Reports
=======
Performance metrics and HTML tearsheet generation.
Two entry points:
* :func:`mktlib.reports.html` — generates an interactive HTML tearsheet
(returns the string or writes to disk).
* :func:`mktlib.reports.metrics` — computes the same metric set without
the rendering overhead, returns a :class:`MetricsResult` dataclass.
Both accept a daily ``returns`` series; sub-daily input is automatically
collapsed to one geometrically-compounded value per date. The accepted
input types — ``pl.Series``, ``pl.DataFrame`` with ``date`` and ``return``
columns, or any pandas-like object with a ``DatetimeIndex`` — are
documented under :func:`mktlib.reports.html`.
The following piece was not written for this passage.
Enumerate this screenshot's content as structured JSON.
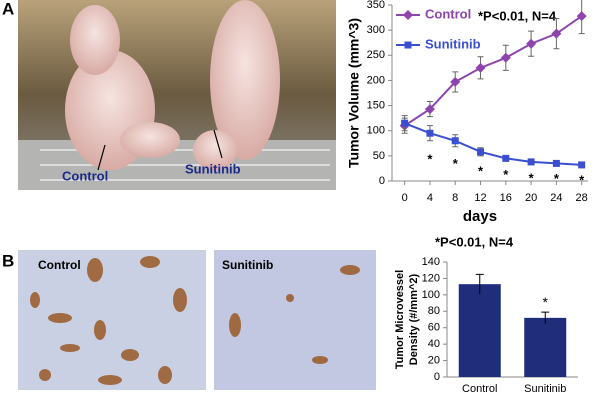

.. autofunction:: mktlib.reports.html
.. autofunction:: mktlib.reports.metrics
Result and Configuration
------------------------
.. autoclass:: mktlib.reports.MetricsResult
:members:
:undoc-members:
.. autoclass:: mktlib.reports.ReportConfig
:members:
:undoc-members:
.. autoclass:: mktlib.reports.TradeMetrics
:members:
:undoc-members:
.. autoclass:: mktlib.reports.DrawdownInfo
:members:
:undoc-members:
Forward-Looking Risk (Monte Carlo)
----------------------------------
The :class:`MonteCarloConfig` dataclass enables an opt-in Monte Carlo
estimation path on top of the standard tearsheet. When ``enabled=True``,
:func:`html` and :func:`metrics` populate two new
:class:`MetricsResult` fields — ``mc_var`` and ``mc_cvar`` — using the
simulation-based estimator from :doc:`metrics`, and (in :func:`html`)
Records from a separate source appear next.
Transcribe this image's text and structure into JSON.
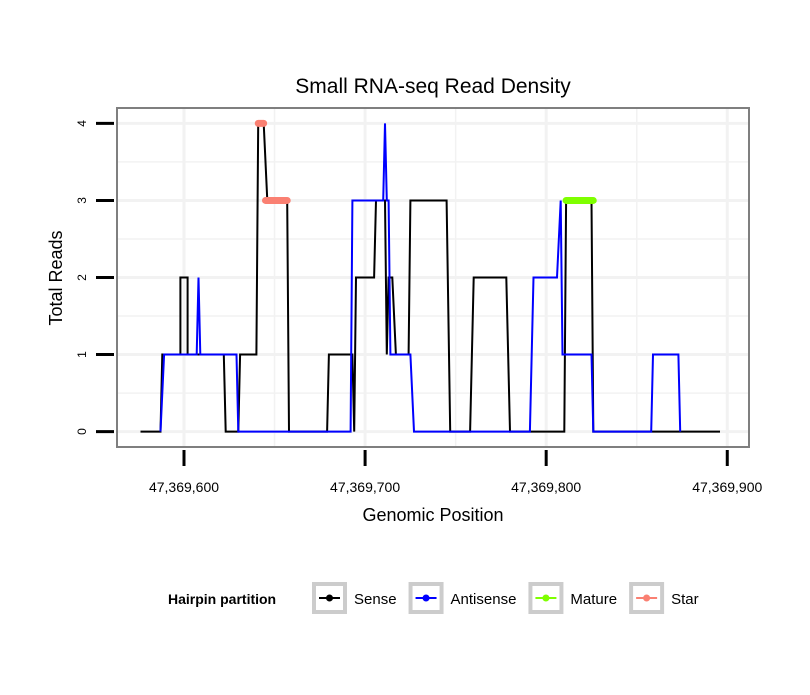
{
  "chart_data": {
    "type": "line",
    "title": "Small RNA-seq Read Density",
    "xlabel": "Genomic Position",
    "ylabel": "Total Reads",
    "xlim": [
      47369563,
      47369912
    ],
    "ylim": [
      -0.2,
      4.2
    ],
    "x_ticks": [
      47369600,
      47369700,
      47369800,
      47369900
    ],
    "x_tick_labels": [
      "47,369,600",
      "47,369,700",
      "47,369,800",
      "47,369,900"
    ],
    "y_ticks": [
      0,
      1,
      2,
      3,
      4
    ],
    "y_tick_labels": [
      "0",
      "1",
      "2",
      "3",
      "4"
    ],
    "grid": true,
    "legend": {
      "title": "Hairpin partition",
      "placement": "bottom",
      "entries": [
        {
          "name": "Sense",
          "color": "#000000"
        },
        {
          "name": "Antisense",
          "color": "#0000ff"
        },
        {
          "name": "Mature",
          "color": "#7fff00"
        },
        {
          "name": "Star",
          "color": "#fa8072"
        }
      ]
    },
    "series": [
      {
        "name": "Sense",
        "color": "#000000",
        "points": [
          [
            47369576,
            0
          ],
          [
            47369587,
            0
          ],
          [
            47369588,
            1
          ],
          [
            47369598,
            1
          ],
          [
            47369598,
            2
          ],
          [
            47369602,
            2
          ],
          [
            47369602,
            1
          ],
          [
            47369622,
            1
          ],
          [
            47369623,
            0
          ],
          [
            47369630,
            0
          ],
          [
            47369631,
            1
          ],
          [
            47369640,
            1
          ],
          [
            47369641,
            4
          ],
          [
            47369644,
            4
          ],
          [
            47369646,
            3
          ],
          [
            47369657,
            3
          ],
          [
            47369658,
            0
          ],
          [
            47369679,
            0
          ],
          [
            47369680,
            1
          ],
          [
            47369693,
            1
          ],
          [
            47369694,
            0
          ],
          [
            47369695,
            2
          ],
          [
            47369705,
            2
          ],
          [
            47369706,
            3
          ],
          [
            47369711,
            3
          ],
          [
            47369712,
            1
          ],
          [
            47369713,
            2
          ],
          [
            47369715,
            2
          ],
          [
            47369717,
            1
          ],
          [
            47369724,
            1
          ],
          [
            47369725,
            3
          ],
          [
            47369745,
            3
          ],
          [
            47369747,
            0
          ],
          [
            47369758,
            0
          ],
          [
            47369760,
            2
          ],
          [
            47369778,
            2
          ],
          [
            47369780,
            0
          ],
          [
            47369810,
            0
          ],
          [
            47369811,
            3
          ],
          [
            47369825,
            3
          ],
          [
            47369826,
            0
          ],
          [
            47369896,
            0
          ]
        ]
      },
      {
        "name": "Antisense",
        "color": "#0000ff",
        "points": [
          [
            47369587,
            0
          ],
          [
            47369589,
            1
          ],
          [
            47369607,
            1
          ],
          [
            47369608,
            2
          ],
          [
            47369609,
            1
          ],
          [
            47369629,
            1
          ],
          [
            47369630,
            0
          ],
          [
            47369692,
            0
          ],
          [
            47369693,
            3
          ],
          [
            47369710,
            3
          ],
          [
            47369711,
            4
          ],
          [
            47369712,
            3
          ],
          [
            47369713,
            3
          ],
          [
            47369714,
            1
          ],
          [
            47369725,
            1
          ],
          [
            47369727,
            0
          ],
          [
            47369791,
            0
          ],
          [
            47369793,
            2
          ],
          [
            47369806,
            2
          ],
          [
            47369808,
            3
          ],
          [
            47369809,
            1
          ],
          [
            47369825,
            1
          ],
          [
            47369826,
            0
          ],
          [
            47369858,
            0
          ],
          [
            47369859,
            1
          ],
          [
            47369873,
            1
          ],
          [
            47369874,
            0
          ]
        ]
      },
      {
        "name": "Mature",
        "color": "#7fff00",
        "segments": [
          {
            "x0": 47369811,
            "x1": 47369826,
            "y": 3
          }
        ]
      },
      {
        "name": "Star",
        "color": "#fa8072",
        "segments": [
          {
            "x0": 47369641,
            "x1": 47369644,
            "y": 4
          },
          {
            "x0": 47369645,
            "x1": 47369657,
            "y": 3
          }
        ]
      }
    ]
  }
}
render a *Monte Carlo Forward Paths* chart showing the spaghetti subset,
α/2 / 1−α/2 percentile band, and median path anchored at the last
historical equity value over forward business days.
.. autoclass:: mktlib.reports.MonteCarloConfig
:members:
:undoc-members:
**Three MC runs per report, one shared seed.** Internally :func:`html`
and :func:`metrics` run :func:`mktlib.metrics.monte_carlo_paths` for
the chart frame plus two :func:`mktlib.metrics.simulate_metric` calls
(VaR + CVaR), all threaded through one fixed seed so they produce
identical sample paths. When ``mc_config.seed`` is ``None`` the
driver mints one OS-derived seed up front and reuses it across all
three calls; otherwise the user-supplied seed is honoured. At the
perf-path defaults (~10–15 ms per MC batch) the triplet adds 30–45 ms
total — invisible inside the typical tearsheet render.
.. code-block:: python
from mktlib.data import Innovations
from mktlib.reports import html, MonteCarloConfig
# Heavy-tailed Student-t innovations, 21-bar (≈1 month) horizon
html(
returns,
title="Forward-Looking Tearsheet",
output="tearsheet.html",
mc_config=MonteCarloConfig(
enabled=True,
horizon=21,
n_simulations=10_000,
innovations=Innovations.STUDENT_T,
df=5,
seed=42,
alpha=0.05,
n_paths_displayed=100,
exchange="XNYS",
),
)
The chart's x-axis spans roughly 60 historical bars plus the forecast
horizon, with forward dates generated via
``mktlib.scheduling.get_calendar(exchange).session_offset(...)`` so
weekends and holidays are skipped.
**Displayed-subset sampling.** When ``n_simulations > n_paths_displayed``
the chart renders only a subset of paths. The subset is drawn via
*uniform random sampling without replacement*, seeded from the MC
run's parent seed for reproducibility — this is preferred over taking
the prefix ``simulation < n_paths_displayed`` because the prefix
relies on the underlying RNG's i.i.d. property over consecutive
samples (mostly fine for modern PRNGs but a known MC-literature
footgun re: warm-up bias). Distributional equivalence between the
displayed subset and the full population is regression-tested via
two-sample Kolmogorov–Smirnov.
.. note::
When ``enabled=False`` (the default), the ``mc_*`` fields stay
``None`` and the tearsheet renders identically to v0.10.x. The
``MonteCarloConfig`` import has zero runtime cost on
``[reports]``-only installs — the ``mktlib.data`` dependency is
loaded lazily inside the MC code path.